Abstract

A novel viscous dissipation potential is proposed for the visco-hyperelastic constitutive modeling of short-time memory responses of soft materials, which can capture both linear and nonlinear large deformation behaviors over a wide range of strain rates. The proposed potential is compatible with objectivity and continuum thermodynamics principles, consists of physically motivated model parameters, and adds the capability of modeling strain rate sensitivity in the small strain regime, which is currently not possible with available external state variable driven viscous dissipation potentials. By combining the proposed viscous dissipation potential with the Mooney-Rivlin strain energy density function, a visco-hyperelastic relation is formulated and fit to the rate-dependent tensile stress-strain data of human patellar tendon, which was previously modeled using an existing viscous dissipation potential. It is demonstrated that the proposed model offers improvements in fitting accuracy and prevents possible thermodynamic instabilities in quasi-static hyperelastic models from corrupting the dynamic response. In addition, the uncomplicated mathematical form of the model and the accompanying multi-step multi-start optimization procedure helps prevent numerical instabilities.
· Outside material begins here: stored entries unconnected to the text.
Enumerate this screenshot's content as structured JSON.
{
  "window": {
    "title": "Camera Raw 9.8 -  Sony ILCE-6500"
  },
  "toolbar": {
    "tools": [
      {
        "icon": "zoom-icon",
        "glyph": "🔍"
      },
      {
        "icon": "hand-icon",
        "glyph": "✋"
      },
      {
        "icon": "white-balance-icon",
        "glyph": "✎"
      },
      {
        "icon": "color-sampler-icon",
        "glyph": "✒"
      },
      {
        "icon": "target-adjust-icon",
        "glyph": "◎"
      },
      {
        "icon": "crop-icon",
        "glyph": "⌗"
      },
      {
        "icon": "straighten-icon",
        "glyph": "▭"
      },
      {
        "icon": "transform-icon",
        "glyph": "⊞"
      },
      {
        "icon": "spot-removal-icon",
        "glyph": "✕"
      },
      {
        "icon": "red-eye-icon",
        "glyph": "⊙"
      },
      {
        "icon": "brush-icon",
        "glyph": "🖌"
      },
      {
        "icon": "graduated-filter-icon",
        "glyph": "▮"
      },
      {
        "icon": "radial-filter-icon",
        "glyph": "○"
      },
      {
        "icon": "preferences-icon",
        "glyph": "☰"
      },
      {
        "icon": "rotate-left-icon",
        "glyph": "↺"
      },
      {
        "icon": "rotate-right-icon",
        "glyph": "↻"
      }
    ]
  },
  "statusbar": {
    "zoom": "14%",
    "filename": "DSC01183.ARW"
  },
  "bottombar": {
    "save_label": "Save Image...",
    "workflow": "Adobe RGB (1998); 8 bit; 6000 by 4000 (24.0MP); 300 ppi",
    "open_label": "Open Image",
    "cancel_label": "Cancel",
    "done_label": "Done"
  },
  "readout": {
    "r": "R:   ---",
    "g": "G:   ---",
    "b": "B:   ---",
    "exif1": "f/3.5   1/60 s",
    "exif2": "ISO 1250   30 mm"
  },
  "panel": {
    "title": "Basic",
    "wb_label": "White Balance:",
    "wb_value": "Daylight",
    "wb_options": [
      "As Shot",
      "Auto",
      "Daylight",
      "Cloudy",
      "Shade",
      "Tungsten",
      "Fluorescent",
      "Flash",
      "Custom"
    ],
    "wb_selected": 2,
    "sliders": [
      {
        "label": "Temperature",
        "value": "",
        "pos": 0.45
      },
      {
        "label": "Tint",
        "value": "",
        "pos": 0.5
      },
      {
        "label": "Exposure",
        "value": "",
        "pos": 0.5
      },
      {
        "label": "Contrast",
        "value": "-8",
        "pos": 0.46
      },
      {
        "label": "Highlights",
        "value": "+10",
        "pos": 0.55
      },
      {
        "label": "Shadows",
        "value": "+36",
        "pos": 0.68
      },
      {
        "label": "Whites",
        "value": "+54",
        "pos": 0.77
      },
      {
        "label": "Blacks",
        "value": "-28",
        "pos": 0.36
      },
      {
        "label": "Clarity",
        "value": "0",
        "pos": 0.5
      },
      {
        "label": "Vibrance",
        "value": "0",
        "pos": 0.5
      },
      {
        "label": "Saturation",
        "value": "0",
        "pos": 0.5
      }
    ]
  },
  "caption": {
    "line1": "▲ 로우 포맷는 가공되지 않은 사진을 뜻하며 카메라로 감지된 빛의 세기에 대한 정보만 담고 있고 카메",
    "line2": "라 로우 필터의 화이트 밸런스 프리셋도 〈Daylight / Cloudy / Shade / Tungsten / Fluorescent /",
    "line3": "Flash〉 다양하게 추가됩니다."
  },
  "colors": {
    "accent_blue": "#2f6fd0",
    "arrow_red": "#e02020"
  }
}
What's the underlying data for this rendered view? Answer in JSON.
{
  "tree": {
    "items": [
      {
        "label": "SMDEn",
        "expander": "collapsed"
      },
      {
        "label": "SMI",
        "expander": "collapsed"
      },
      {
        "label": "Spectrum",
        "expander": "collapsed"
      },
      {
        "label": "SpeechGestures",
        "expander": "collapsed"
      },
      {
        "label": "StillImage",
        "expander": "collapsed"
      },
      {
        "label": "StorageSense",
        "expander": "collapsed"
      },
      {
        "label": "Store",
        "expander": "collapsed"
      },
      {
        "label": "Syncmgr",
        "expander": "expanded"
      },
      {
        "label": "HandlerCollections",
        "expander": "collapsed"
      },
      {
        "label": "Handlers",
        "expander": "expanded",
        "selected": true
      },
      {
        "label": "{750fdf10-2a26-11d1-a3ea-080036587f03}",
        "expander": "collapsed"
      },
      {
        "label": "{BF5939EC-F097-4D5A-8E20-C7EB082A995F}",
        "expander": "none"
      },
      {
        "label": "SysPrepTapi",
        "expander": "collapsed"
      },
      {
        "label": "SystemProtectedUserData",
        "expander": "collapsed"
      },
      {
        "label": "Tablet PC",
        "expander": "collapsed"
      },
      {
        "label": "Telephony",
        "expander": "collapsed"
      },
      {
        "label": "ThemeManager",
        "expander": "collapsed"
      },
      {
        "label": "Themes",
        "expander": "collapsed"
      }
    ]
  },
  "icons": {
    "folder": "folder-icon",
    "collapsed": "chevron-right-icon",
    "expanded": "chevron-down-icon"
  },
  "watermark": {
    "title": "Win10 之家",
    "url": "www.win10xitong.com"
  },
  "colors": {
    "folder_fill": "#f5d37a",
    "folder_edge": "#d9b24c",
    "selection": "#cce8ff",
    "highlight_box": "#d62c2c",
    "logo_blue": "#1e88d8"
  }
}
Multi-deformation mode fitting of human brain gray matter under all three primary deformation modes (compression, tension and shear) is also considered using a visco-hyperelastic model based on the proposed potential and the semi-empirical Gent-Gent strain energy density function. It is shown that visco-hyperelastic models based on the proposed viscous dissipation potential capture all the essential features of the stress-strain data with unique optimal model parameters, giving reasonable accuracy in both single and multiple deformation mode cases. Further, it is demonstrated that the proposed model is stable and robust with respect to both the choice of the hyperelastic strain energy density and the availability of data from multiple deformation modes.